In Re the Estate of Njuguna Mwathi (Deceased) [2006] KEHC 3045 (KLR) | Review Of Court Orders | Esheria

In Re the Estate of Njuguna Mwathi (Deceased) [2006] KEHC 3045 (KLR)

Full Case Text

REPUBLIC OF KENYA IN THE HIGH COURT OF KENYA AT NAIROBI (NAIROBI LAW COURTS)

Succession Case 2804 of 1999

IN THE MATTER OF THE ESTATE OF NJUGUNA MWATHI (DECEASED)

RULING

Before me is the Summons dated 20th December, 2005 under Order XLIV Rule 1 of Civil Procedure Rules, Sec.3A of the Civil Procedure Act (Cap 21 Laws of Kenya) and Rules 49 and 73 of the Probate and Administration Rules made under the Laws of Succession Act (Cap. 160 Laws of Kenya) (hereinafter referred to as ‘the Rules’).

It seeks to review and/or vary ruling made by Hon. Lady Justice Koome on 23rd May, 2005.  The said ruling dismissed the application dated 27th February, 2001 made by the present applicant seeking revocation of grant made to the Respondent herein.

The application is supported by the grounds on the face thereof and on supporting affidavit of the Applicant sworn on 20th December, 2005.

The application is opposed as per replying affidavit sworn by the Respondent on 28th February, 2006.

As per Rule 63 of the Rules, provisions of Order XLIV of Civil Procedure Rule are applicable to the proceedings under the Rules and thus the prayer sought can be heard and determined by this court.

The Learned Counsel for the Respondent also contended that the application is not properly before the court as the Advocates now on record has not obtained the leave of the court to represent the Applicants as enjoined in Order III Rule 9A of Civil Procedure Rules.  The said order, as per Rule 63, is not the one manifestly applicable to the proceedings under the Act and the Rules.  Thus I shall not debar the Applicant to be heard only on that ground.  I also do not want to set any precedent to that effect in this application, which is not appropriate for such breaking grounds, in my opinion.

What the applicant has done is to shift the blame solely on the shoulders of his previous Advocates by averring and contending that his Advocate has never informed him of any dates set for hearing of his application for revocation.

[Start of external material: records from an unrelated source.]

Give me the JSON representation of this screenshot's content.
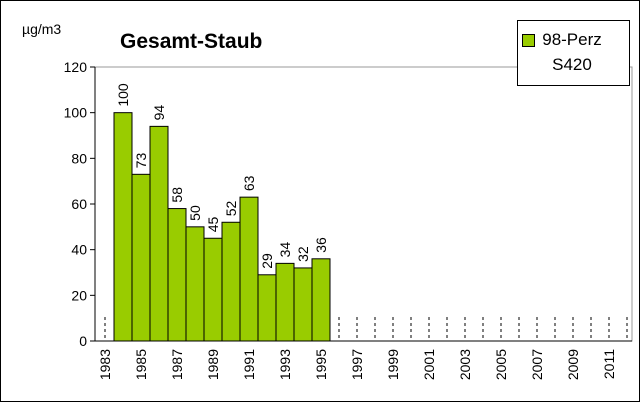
{
  "chart_data": {
    "type": "bar",
    "title": "Gesamt-Staub",
    "y_label": "µg/m3",
    "categories": [
      "1983",
      null,
      "1985",
      null,
      "1987",
      null,
      "1989",
      null,
      "1991",
      null,
      "1993",
      null,
      "1995",
      null,
      "1997",
      null,
      "1999",
      null,
      "2001",
      null,
      "2003",
      null,
      "2005",
      null,
      "2007",
      null,
      "2009",
      null,
      "2011",
      null
    ],
    "series": [
      {
        "name": "98-Perz S420",
        "color": "#99cc00",
        "values": [
          null,
          100,
          73,
          94,
          58,
          50,
          45,
          52,
          63,
          29,
          34,
          32,
          36,
          null,
          null,
          null,
          null,
          null,
          null,
          null,
          null,
          null,
          null,
          null,
          null,
          null,
          null,
          null,
          null,
          null
        ]
      }
    ],
    "ylim": [
      0,
      120
    ],
    "yticks": [
      0,
      20,
      40,
      60,
      80,
      100,
      120
    ],
    "legend": "top-right"
  }
}
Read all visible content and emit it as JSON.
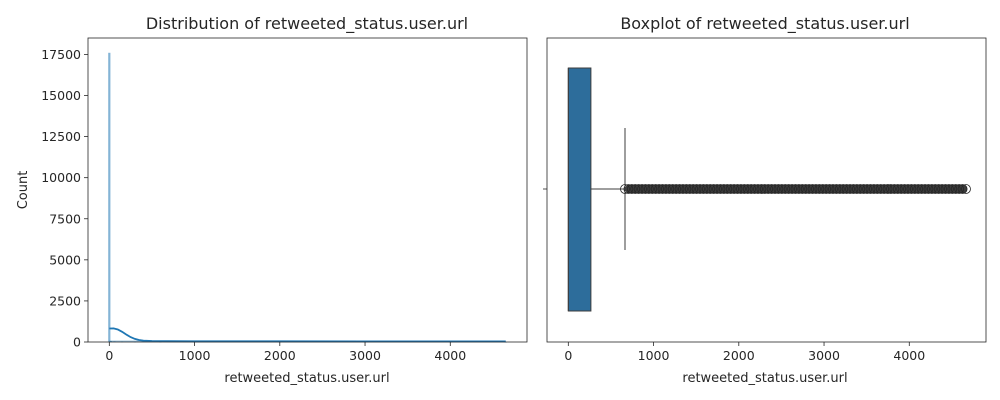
{
  "chart_data": [
    {
      "type": "histogram",
      "title": "Distribution of retweeted_status.user.url",
      "xlabel": "retweeted_status.user.url",
      "ylabel": "Count",
      "xlim": [
        -250,
        4900
      ],
      "ylim": [
        0,
        18500
      ],
      "xticks": [
        0,
        1000,
        2000,
        3000,
        4000
      ],
      "yticks": [
        0,
        2500,
        5000,
        7500,
        10000,
        12500,
        15000,
        17500
      ],
      "bar_color": "#1f77b4",
      "bars": [
        {
          "x": 0,
          "count": 17600
        },
        {
          "x": 20,
          "count": 60
        },
        {
          "x": 60,
          "count": 40
        },
        {
          "x": 150,
          "count": 25
        },
        {
          "x": 300,
          "count": 15
        },
        {
          "x": 600,
          "count": 10
        },
        {
          "x": 1000,
          "count": 8
        },
        {
          "x": 2000,
          "count": 6
        },
        {
          "x": 3000,
          "count": 5
        },
        {
          "x": 4000,
          "count": 4
        },
        {
          "x": 4650,
          "count": 3
        }
      ],
      "kde": {
        "x": [
          0,
          50,
          100,
          150,
          200,
          250,
          300,
          350,
          400,
          500,
          700,
          1000,
          2000,
          3000,
          4000,
          4650
        ],
        "y": [
          820,
          830,
          760,
          620,
          450,
          300,
          190,
          120,
          80,
          60,
          50,
          45,
          40,
          38,
          36,
          35
        ]
      }
    },
    {
      "type": "boxplot",
      "title": "Boxplot of retweeted_status.user.url",
      "xlabel": "retweeted_status.user.url",
      "xlim": [
        -250,
        4900
      ],
      "xticks": [
        0,
        1000,
        2000,
        3000,
        4000
      ],
      "box_color": "#2d6d9b",
      "min": 0,
      "q1": 0,
      "median": 0,
      "q3": 265,
      "whisker_low": 0,
      "whisker_high": 665,
      "outliers_range": [
        665,
        4680
      ]
    }
  ]
}
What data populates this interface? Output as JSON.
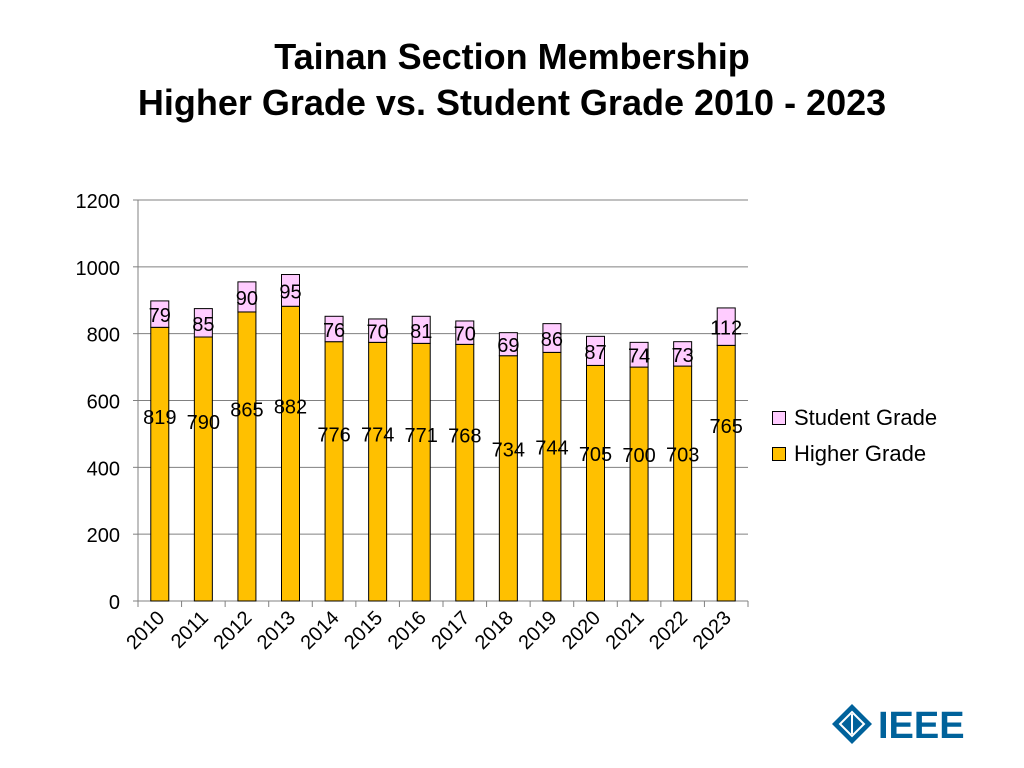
{
  "title": {
    "line1": "Tainan Section Membership",
    "line2": "Higher Grade vs. Student Grade 2010 - 2023"
  },
  "logo": {
    "text": "IEEE"
  },
  "colors": {
    "higher": "#FFC000",
    "student": "#FFCCFF",
    "grid": "#808080"
  },
  "chart_data": {
    "type": "bar",
    "stacked": true,
    "categories": [
      "2010",
      "2011",
      "2012",
      "2013",
      "2014",
      "2015",
      "2016",
      "2017",
      "2018",
      "2019",
      "2020",
      "2021",
      "2022",
      "2023"
    ],
    "series": [
      {
        "name": "Higher Grade",
        "values": [
          819,
          790,
          865,
          882,
          776,
          774,
          771,
          768,
          734,
          744,
          705,
          700,
          703,
          765
        ]
      },
      {
        "name": "Student Grade",
        "values": [
          79,
          85,
          90,
          95,
          76,
          70,
          81,
          70,
          69,
          86,
          87,
          74,
          73,
          112
        ]
      }
    ],
    "y_ticks": [
      0,
      200,
      400,
      600,
      800,
      1000,
      1200
    ],
    "ylim": [
      0,
      1200
    ],
    "grid": true,
    "legend": "right"
  }
}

Apart from the fact that his contentions are not confirmed or otherwise, I do see a totally different picture, from reading of the proceedings before the court.

At the very first appearance before the court on 19th February, 2002, the adjournment was sought by his advocate on the ground that his client was not responding.  Apart from non-representation from his advocate, mostly the adjournments were sought by the applicant’s Advocate.

Even during the last hearing, the Applicant’s Advocate sought for an adjournment on the ground that the applicant has not visited his offices for further instructions and he was unable to trace his client.

Thereafter, on application by the Respondent’s Counsel, the Hon. Koome J. refused the adjournment and dismissed the application.

In his affidavit, without mentioning the date of his one personal visit to the office of his previous Advocate, the Applicant wants me to believe that since his filing of the application on 27th February 2001 he has not received any communication from his Advocate and that apart from one visit, he did not go back to check on his case.  Further more without showing any proof, he avers that the letter dated 5th September, 2005 from Kiambu Land Registrar was received by him on 23rd November, 2005.  He has also annexed the said letter to his affidavit which does not show any date of receipt.

Even though, it could be true, which I do not believe to be so, he has not explained once again a delay of almost a month after he became aware of this order.

I am not satisfied, from the above mentioned, that the applicant has shown any sufficient cause to vary or review the order of 23rd May, 2005 or that he has satisfied me that he had reasonable explanation for the delay of more than six months in filing this application.

The court does not have to look into the interest of only one party, who in my view, was the cause of delay and was not vigilant.

The Respondent has been unable to proceed with the matter to finalization due to the applicant stretching his legs without good cause.

In the premises, I dismiss the application dated 20th December, 2005 with costs.